De acordo com ele, quase metade das cadeiras na graduação é destinada para áreas de exatas, sobretudo engenharias e tecnologias. “São perfis que tradicionalmente as mulheres não frequentam muito. Queremos que isso mude ao longo do tempo, mas é uma realidade da experiência no mundo como um todo, onde elas não são estimuladas a frequentar estas áreas. É um desafio para pensarmos em perspectivas e inclusões futuras”, pondera o coordenador.

Edição 2019

  • sexo masculino: 1.993 (58,1%);
  • sexo feminino: 1.435 (41,9%);

Edição 2018

  • sexo masculino: 1.993 (59,9%);
  • sexo feminino: 1.334 (40,1%);

Calouros de fora de SP

As mudanças implementadas pela universidade também resultaram em aumento de calouros residentes fora de São Paulo.
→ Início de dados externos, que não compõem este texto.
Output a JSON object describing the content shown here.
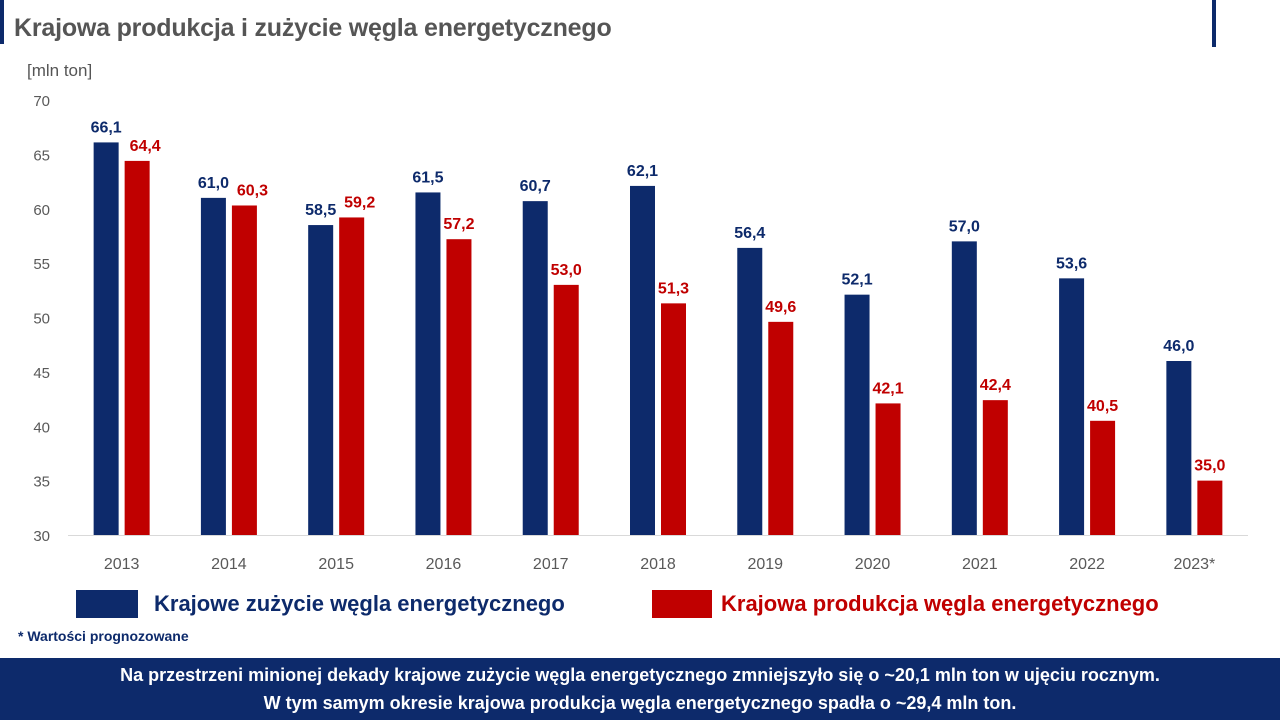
{
  "header": {
    "title": "Krajowa produkcja i zużycie węgla energetycznego",
    "unit_label": "[mln ton]"
  },
  "colors": {
    "consumption": "#0d2a6b",
    "production": "#c00000",
    "title": "#555555",
    "banner_bg": "#0d2a6b"
  },
  "chart_data": {
    "type": "bar",
    "categories": [
      "2013",
      "2014",
      "2015",
      "2016",
      "2017",
      "2018",
      "2019",
      "2020",
      "2021",
      "2022",
      "2023*"
    ],
    "series": [
      {
        "name": "Krajowe zużycie węgla energetycznego",
        "color": "#0d2a6b",
        "values": [
          66.1,
          61.0,
          58.5,
          61.5,
          60.7,
          62.1,
          56.4,
          52.1,
          57.0,
          53.6,
          46.0
        ],
        "labels": [
          "66,1",
          "61,0",
          "58,5",
          "61,5",
          "60,7",
          "62,1",
          "56,4",
          "52,1",
          "57,0",
          "53,6",
          "46,0"
        ]
      },
      {
        "name": "Krajowa produkcja węgla energetycznego",
        "color": "#c00000",
        "values": [
          64.4,
          60.3,
          59.2,
          57.2,
          53.0,
          51.3,
          49.6,
          42.1,
          42.4,
          40.5,
          35.0
        ],
        "labels": [
          "64,4",
          "60,3",
          "59,2",
          "57,2",
          "53,0",
          "51,3",
          "49,6",
          "42,1",
          "42,4",
          "40,5",
          "35,0"
        ]
      }
    ],
    "ylim": [
      30,
      70
    ],
    "yticks": [
      "30",
      "35",
      "40",
      "45",
      "50",
      "55",
      "60",
      "65",
      "70"
    ],
    "ylabel": "[mln ton]",
    "grid": false,
    "legend_position": "bottom"
  },
  "legend": {
    "consumption_label": "Krajowe zużycie węgla energetycznego",
    "production_label": "Krajowa produkcja węgla energetycznego"
  },
  "footnote": "* Wartości prognozowane",
  "banner": {
    "line1": "Na przestrzeni minionej dekady krajowe zużycie węgla energetycznego zmniejszyło się o ~20,1 mln ton w ujęciu rocznym.",
    "line2": "W tym samym okresie krajowa produkcja węgla energetycznego spadła o ~29,4 mln ton."
  }
}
Na edição encerrada em janeiro foram contabilizados 408 estudantes, total que significa elevação de 65,1% em relação aos 247 matriculados no exame de 2018.

  • Edição 2018: 247 matriculados
  • Edição 2019: 408 matriculados

Para Freitas Neto, o “mix de sistemas” ampliou a diversidade territorial desejada pela Unicamp – sobretudo quando ele pondera sobre resultados do vestibular indígena, inclusões de duas capitais na lista de provas e as oportunidades para premiados em olimpíadas. “O Enem, que também tem abrangência nacional, contribuiu menos do que o esperado em termos de outras unidades da federação. Mas permitiu chegar a municípios menores do estado”, ressalta o professor.

Inclusão social

A implementação das cotas étnico-raciais também se refletiu no perfil econômico dos ingressantes. Os dados mostram que, entre os novos alunos, 508 (14,9%) têm renda familiar de até dois salários mínimos (R$ 1.996), enquanto foram 379 no ano anterior. A diferença representa aumento de 34%.
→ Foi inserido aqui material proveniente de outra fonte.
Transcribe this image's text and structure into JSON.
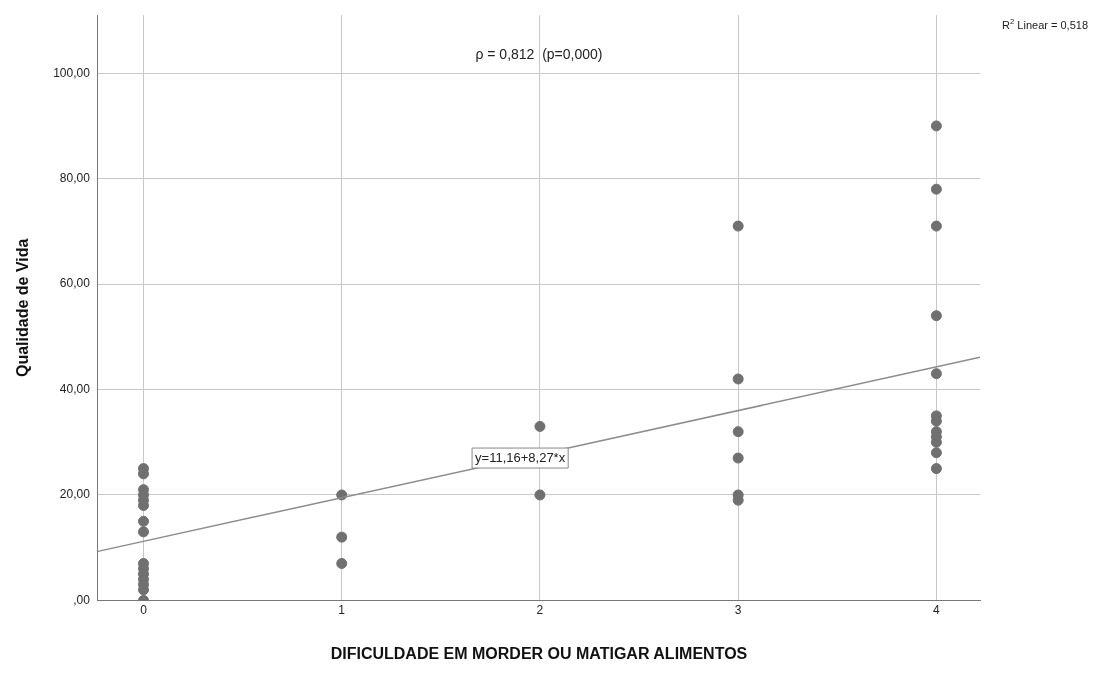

“Há uma forte correlação entre a adoção das cotas e o perfil alcançado. Sabemos que as desigualdades existentes no país impacta, sobretudo, a população negra. Nesse sentido, mesmo a adoção ter sido pelo critério étnico-racial, o resultado é também social e econômico”, pondera.

Os maiores grupos, por outro lado, estão concentrados nas faixas de famílias com renda mensal de três a cinco salários mínimos (22,7%), e entre cinco e sete (16,7%), segundo o relatório.
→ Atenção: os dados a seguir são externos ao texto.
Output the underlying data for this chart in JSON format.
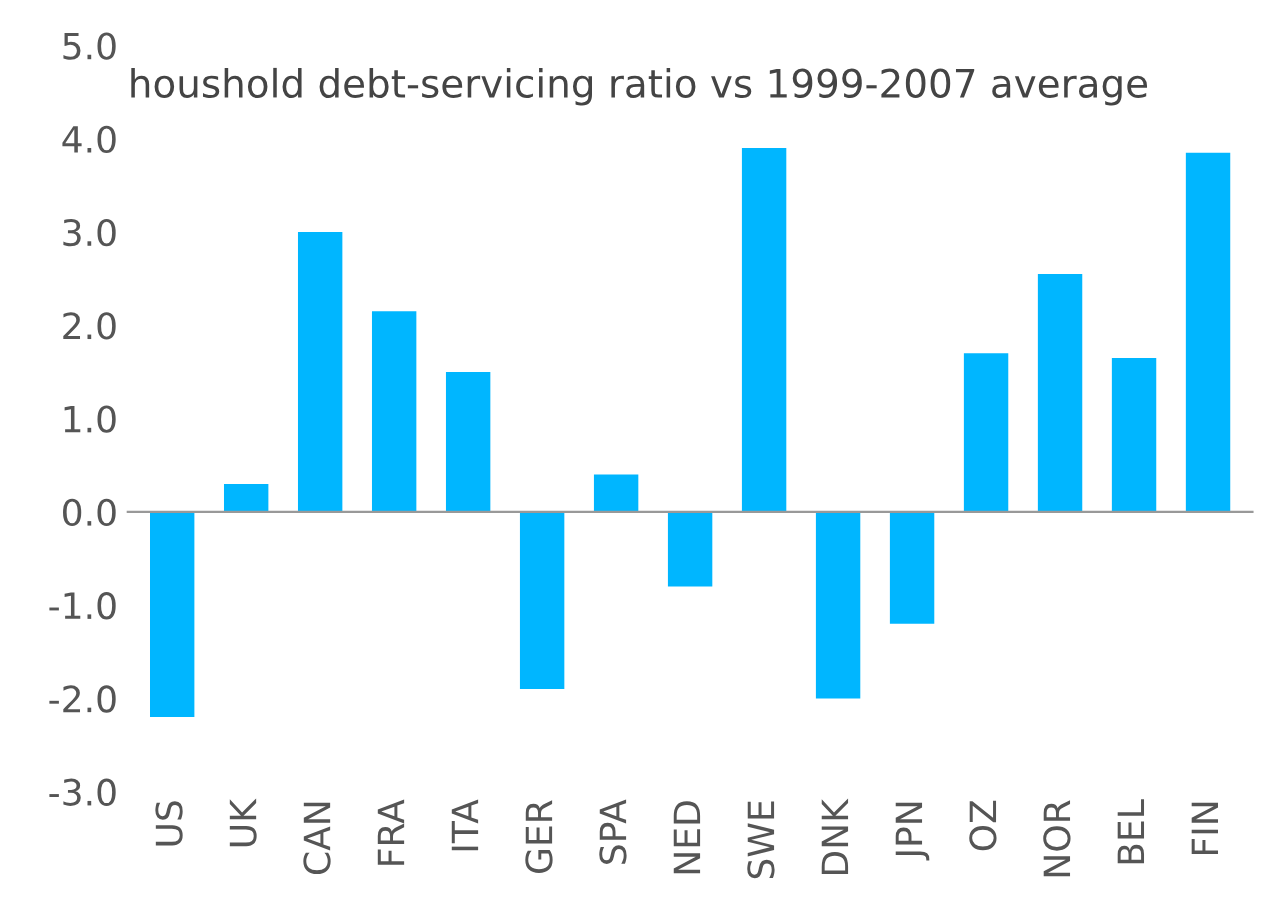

Freitas Neto destacou que a tendência é de manutenção da taxa integral de R$ 170 no vestibular 2020. O prazo para pedidos de isenção fica aberto até 6 de maio, segundo a universidade.

Dados atualizados

Nesta tarde, a Unicamp atualizou dados sobre total de candidatos autodeclarados pretos e pardos aprovados para cursos de graduação na Unicamp. A prévia havia sido divulgada em fevereiro.

Estes grupos representam 35% dos ingressantes deste ano, percentual próximo ao de 37,5% estabelecido como meta pelo Conselho Universitário (Consu), e supera índice anterior de 23,9%.

“A Unicamp trabalhou seriamente, com estudos, grupos de trabalho, debates e análises que permitiram chegar a estes dados”, avalia Freitas Neto. Já o índice de estudantes oriundos da rede pública chegou a 47,9%, enquanto que no vestibular anterior ele alcançou 49,2%.

De acordo com a Comvest, elevar este índice é um desafio. “Apenas se houver incremento de candidatos. Esse é um ponto complexo em todas as universidades, o fenômeno da auto-exclusão. Aproximadamente 600 mil estudantes concluem o ensino médio em escolas públicas no estado e pouco mais de 20 mil se inscrevem no vestibular”, pondera o coordenador executivo.